I assume you are applying for a Computer Science PhD. The following answer is based on my application process (Stanford, Berkeley, CMU, George Mason) in interdisciplinary departments that included CS. I had two interviews with Universities where I was not subsequently accepted, so I learned something about the decision criteria and process.
That you have Masters-level course work is a positive. That you didn't finish your Masters is probably neutral-to-slightly-negative. Your published paper is a positive, but your patent will be irrelevant unless it has relevance to research. Your industry experience is probably also irrelevant to being accepted into a PhD program in CS.
All of these are less important that other aspects of your application: 1) GRE scores (esp. Math), 2) your research goals and 3) recommendations (by one or more academics or researchers).
What I learned is that Math GRE score is a "hurtle" -- you have to have a score above some threshold level to be considered. They won't tell you what the threshold is, but you should assume that it is the average for their accepted PhD students.
Most important of all are your research goals (and your preparation to achieve those goals) and whether they are aligned with a particular professor in the department. Most PhD students are funded through Graduate Research Assistantships or Graduate Teaching Assistantships. In CS, it's mostly GRAs. Mostly, professors admit PhD students that they believe will be good "worker bees" to support them in their research projects. You may be the most wonderful, inspired, gifted, hard-working applicant in the World, but if your interests don't align with at least one professor who has research funding, then you won't get admitted.
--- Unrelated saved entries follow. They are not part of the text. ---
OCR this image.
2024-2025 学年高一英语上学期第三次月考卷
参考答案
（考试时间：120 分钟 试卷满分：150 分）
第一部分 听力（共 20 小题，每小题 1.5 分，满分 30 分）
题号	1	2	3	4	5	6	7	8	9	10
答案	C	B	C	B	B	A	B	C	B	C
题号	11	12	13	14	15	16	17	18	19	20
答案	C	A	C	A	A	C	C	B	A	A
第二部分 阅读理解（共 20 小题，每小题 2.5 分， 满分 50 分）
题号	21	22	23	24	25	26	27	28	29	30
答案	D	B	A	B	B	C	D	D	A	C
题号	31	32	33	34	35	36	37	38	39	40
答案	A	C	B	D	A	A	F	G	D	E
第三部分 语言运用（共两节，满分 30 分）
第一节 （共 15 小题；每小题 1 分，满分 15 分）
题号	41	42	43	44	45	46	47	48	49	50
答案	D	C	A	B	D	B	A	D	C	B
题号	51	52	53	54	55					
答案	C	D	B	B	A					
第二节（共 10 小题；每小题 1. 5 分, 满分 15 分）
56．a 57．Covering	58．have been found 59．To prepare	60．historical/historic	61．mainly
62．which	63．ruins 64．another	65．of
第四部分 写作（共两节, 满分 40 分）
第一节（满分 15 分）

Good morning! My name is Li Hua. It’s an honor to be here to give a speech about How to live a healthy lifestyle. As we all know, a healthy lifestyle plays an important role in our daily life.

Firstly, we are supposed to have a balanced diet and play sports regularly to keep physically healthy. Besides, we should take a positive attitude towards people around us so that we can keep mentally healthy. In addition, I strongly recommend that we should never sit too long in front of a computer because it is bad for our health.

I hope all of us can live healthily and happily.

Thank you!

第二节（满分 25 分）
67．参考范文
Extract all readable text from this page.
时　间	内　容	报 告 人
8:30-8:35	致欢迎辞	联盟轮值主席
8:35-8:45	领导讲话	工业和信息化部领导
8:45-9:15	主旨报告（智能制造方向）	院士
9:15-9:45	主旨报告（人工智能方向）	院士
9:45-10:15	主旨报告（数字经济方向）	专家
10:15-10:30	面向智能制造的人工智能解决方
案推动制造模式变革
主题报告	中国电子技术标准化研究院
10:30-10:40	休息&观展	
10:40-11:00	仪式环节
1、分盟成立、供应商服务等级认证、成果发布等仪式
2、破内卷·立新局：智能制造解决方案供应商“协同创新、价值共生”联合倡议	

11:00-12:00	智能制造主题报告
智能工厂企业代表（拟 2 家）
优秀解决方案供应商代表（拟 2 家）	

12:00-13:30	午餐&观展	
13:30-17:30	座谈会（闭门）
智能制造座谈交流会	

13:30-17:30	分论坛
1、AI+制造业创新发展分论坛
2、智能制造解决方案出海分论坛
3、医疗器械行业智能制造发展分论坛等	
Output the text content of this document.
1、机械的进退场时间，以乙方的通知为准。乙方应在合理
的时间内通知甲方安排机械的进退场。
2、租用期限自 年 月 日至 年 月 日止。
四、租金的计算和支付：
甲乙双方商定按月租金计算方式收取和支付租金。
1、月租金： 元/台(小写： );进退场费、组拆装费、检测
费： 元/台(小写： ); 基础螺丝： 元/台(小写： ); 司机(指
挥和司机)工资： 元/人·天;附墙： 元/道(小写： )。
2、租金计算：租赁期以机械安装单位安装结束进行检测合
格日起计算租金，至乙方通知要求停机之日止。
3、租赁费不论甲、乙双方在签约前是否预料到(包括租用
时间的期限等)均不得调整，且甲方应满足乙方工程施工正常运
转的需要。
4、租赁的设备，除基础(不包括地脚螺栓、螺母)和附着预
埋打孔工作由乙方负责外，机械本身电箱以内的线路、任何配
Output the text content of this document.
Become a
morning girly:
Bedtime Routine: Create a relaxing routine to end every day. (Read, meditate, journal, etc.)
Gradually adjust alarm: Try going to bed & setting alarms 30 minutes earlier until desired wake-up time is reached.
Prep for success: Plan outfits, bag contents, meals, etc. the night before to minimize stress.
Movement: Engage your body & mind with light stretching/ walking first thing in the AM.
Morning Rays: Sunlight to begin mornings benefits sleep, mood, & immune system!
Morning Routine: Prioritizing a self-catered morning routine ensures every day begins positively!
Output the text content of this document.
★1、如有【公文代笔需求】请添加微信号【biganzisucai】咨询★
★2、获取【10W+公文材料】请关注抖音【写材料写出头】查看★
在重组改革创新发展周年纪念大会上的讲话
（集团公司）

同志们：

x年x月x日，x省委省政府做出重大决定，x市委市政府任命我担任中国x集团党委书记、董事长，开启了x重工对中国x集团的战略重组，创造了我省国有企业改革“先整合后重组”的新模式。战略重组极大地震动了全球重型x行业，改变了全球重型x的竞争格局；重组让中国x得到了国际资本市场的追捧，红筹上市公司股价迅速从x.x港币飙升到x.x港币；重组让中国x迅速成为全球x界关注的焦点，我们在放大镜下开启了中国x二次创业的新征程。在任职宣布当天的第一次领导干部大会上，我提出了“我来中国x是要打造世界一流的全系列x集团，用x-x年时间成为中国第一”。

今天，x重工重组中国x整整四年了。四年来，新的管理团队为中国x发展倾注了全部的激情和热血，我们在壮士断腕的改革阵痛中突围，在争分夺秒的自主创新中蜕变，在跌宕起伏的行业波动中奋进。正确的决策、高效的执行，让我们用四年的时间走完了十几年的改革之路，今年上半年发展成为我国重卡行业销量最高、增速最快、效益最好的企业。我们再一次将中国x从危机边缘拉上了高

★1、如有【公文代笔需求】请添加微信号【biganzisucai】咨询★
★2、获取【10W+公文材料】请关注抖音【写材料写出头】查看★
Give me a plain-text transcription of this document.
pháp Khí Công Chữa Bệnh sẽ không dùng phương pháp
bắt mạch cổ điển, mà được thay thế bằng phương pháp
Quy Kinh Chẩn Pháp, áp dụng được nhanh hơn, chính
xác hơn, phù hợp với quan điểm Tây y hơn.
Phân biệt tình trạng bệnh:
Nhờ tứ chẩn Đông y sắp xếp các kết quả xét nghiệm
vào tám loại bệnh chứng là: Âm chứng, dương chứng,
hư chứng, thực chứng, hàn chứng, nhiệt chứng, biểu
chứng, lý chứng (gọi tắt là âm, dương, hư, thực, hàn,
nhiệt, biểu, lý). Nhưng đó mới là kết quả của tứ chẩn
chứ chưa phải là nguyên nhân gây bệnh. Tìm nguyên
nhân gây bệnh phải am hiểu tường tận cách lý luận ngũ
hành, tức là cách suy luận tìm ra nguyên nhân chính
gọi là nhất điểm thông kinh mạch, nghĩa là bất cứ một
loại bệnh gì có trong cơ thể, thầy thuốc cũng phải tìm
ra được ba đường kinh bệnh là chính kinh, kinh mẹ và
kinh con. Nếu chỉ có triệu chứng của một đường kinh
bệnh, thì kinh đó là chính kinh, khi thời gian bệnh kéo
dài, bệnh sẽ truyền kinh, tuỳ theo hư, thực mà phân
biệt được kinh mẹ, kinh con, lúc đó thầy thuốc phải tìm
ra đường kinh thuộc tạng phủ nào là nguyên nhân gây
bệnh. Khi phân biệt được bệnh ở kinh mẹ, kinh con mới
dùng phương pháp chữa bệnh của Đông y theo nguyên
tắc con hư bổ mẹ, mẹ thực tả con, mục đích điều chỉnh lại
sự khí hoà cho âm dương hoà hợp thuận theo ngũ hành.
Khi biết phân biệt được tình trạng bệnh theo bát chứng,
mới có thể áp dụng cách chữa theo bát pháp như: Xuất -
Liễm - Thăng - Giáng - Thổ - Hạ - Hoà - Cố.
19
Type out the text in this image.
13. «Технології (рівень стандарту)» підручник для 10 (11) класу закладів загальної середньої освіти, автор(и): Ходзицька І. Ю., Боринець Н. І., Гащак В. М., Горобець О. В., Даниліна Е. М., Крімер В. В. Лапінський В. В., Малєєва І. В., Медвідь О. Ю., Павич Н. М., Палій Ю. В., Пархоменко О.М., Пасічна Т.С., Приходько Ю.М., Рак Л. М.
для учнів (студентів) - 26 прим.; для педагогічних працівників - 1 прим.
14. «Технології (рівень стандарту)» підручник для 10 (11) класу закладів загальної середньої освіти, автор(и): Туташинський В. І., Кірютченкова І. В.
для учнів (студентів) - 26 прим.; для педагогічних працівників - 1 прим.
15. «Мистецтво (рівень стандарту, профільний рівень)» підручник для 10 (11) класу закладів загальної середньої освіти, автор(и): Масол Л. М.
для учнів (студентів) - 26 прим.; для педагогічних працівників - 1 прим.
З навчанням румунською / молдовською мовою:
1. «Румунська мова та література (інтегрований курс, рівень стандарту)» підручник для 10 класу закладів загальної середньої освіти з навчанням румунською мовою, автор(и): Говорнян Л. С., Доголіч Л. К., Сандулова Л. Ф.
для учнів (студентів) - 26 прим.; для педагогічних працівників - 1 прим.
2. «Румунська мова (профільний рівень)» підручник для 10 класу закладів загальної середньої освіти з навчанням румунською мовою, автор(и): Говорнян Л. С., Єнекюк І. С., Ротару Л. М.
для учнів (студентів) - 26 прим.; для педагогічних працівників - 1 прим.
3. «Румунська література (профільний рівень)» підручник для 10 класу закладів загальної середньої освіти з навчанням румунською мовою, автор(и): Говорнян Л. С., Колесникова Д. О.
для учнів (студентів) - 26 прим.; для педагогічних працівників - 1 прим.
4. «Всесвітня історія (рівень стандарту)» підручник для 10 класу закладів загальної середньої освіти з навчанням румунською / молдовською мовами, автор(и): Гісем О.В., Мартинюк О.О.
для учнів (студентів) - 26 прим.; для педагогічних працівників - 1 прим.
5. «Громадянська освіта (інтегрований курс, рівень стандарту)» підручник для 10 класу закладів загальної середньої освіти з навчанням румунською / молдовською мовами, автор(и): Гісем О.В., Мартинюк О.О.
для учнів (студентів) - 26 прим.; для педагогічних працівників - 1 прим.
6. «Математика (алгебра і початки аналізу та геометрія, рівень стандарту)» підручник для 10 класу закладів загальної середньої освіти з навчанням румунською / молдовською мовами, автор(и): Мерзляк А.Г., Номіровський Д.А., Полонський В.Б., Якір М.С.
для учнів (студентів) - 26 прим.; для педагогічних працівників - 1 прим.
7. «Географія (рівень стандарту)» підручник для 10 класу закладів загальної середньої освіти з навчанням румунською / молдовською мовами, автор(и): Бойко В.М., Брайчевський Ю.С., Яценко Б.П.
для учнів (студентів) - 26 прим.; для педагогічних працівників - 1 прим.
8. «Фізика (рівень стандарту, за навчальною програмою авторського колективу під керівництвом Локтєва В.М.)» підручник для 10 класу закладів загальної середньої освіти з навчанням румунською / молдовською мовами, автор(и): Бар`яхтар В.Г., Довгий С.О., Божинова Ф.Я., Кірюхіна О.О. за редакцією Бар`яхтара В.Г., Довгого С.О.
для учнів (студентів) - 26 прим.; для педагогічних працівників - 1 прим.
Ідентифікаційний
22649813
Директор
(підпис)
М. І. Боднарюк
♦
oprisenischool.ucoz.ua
Related to this is recommendations. Admission committees respond especially positively to recommendations from people who are important and relevant to the specific area of research. Glowing recommendations of your many personal and professional qualities will mean less than specific recommendations that substantiate your aspirations to do research in your proposed area from someone who is important and well-regarded in that field.
Finally, each University has it's own rules about whether they offer credit graduate-level course work. Mostly it's related to how long ago you got it and where you got it. Given that it's just 5-7 years ago, you should be fine. You can position this as: "My previous graduate course work will accelerate me through the PhD program, and allow me to focus time on courses that relate to my research focus."